A third gender bias is not taking into account the patient’s profession as a risk factor in differential morbidity. Healthcare professionals are one of the most at-risk professions during the pandemic, and 75 % of healthcare workers are women, working for lower pay, in lower-level jobs, and under more precarious working conditions. According to UNWomen, women health workers have been infected more often with SARS-CoV-2 than men. By the end of September 2020, there have been around 7,000 deaths among health workers worldwide, three quarters of whom are women health workers at all professional levels. In Spain, according to data from the Ministry of Health, 78 % of healthcare workers who have been infected are women.
«In Spain, 78 % of healthcare workers who have been infected are women»
In terms of differential morbidity, the first published follow-up studies on people who have suffered from COVID-19 indicate more health consequences among women, with more persistent symptoms and more difficulties to easily return to their jobs. The most persistent symptoms are fatigue, muscle pain in various parts of the body, respiratory problems, neurological problems, and mobility restrictions.

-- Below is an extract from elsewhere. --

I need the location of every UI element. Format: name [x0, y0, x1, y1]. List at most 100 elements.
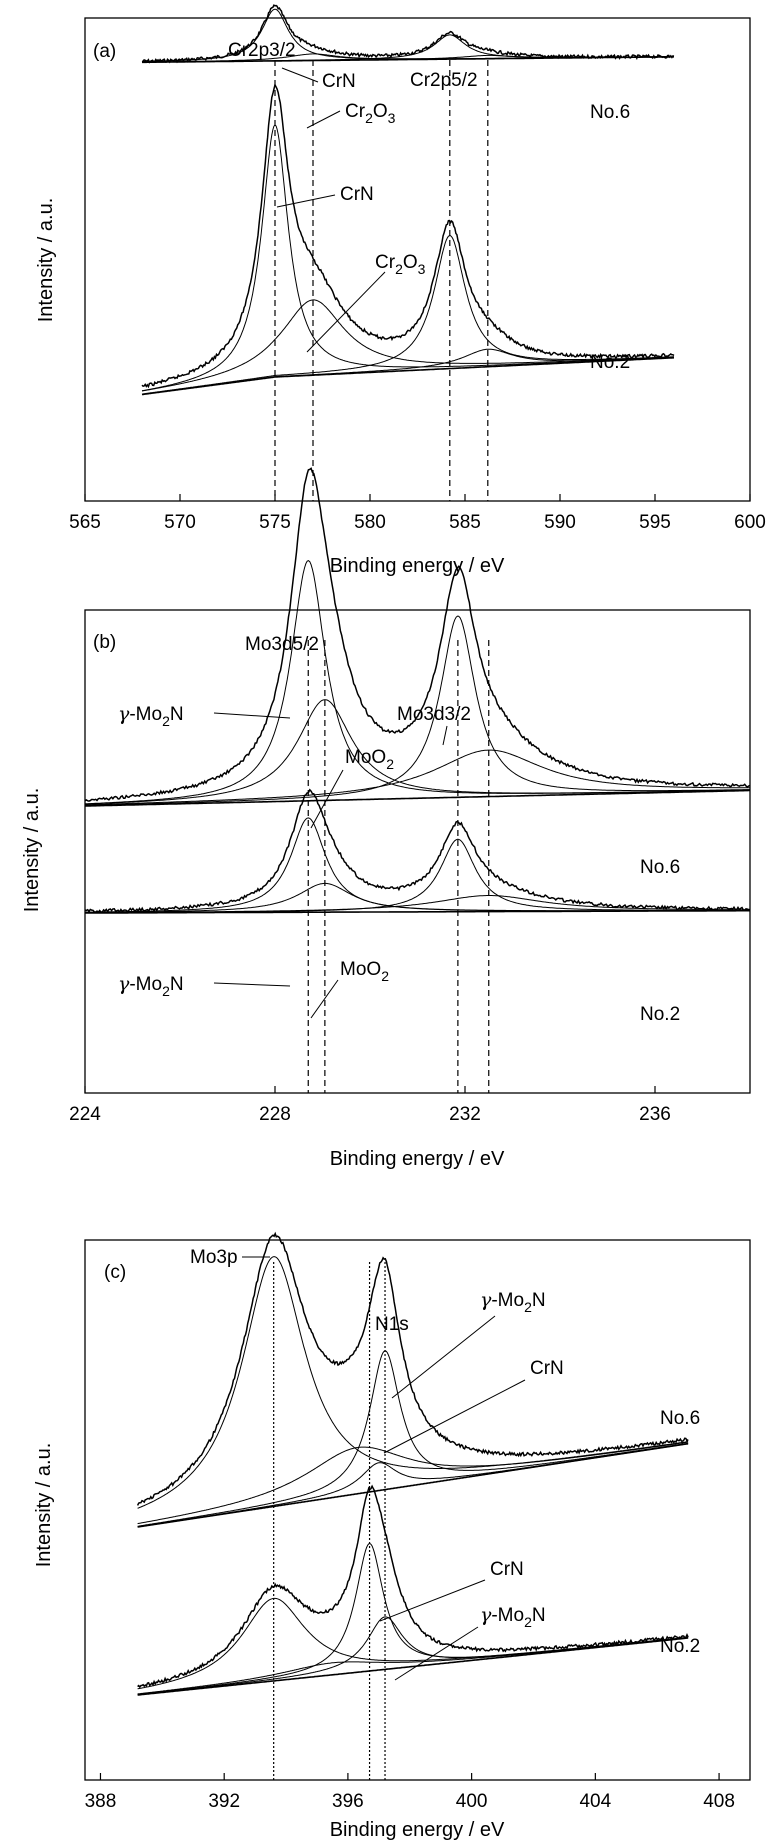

The confinement mandated during the pandemic has also had a differential impact on women, even for those who have not suffered from the disease. There has been an increase in gender violence and stressful situations due to the multiple tasks that women have had to carry out (education, care, and attention to family units), which they have had to reconcile with remote work. And also in terms of loss of income and jobs, the increase in poverty has a woman’s face.
We also note the invisibility of women in expert groups and most notably in the WHO Emergency Committee, where women experts account for only 20 % of members. The fight against the pandemic cannot make us forget the long years of struggle to make differences visible, nor make the occupational hazards of health workers invisible, and we must ensure that the wisdom of women experts at all levels is not lost.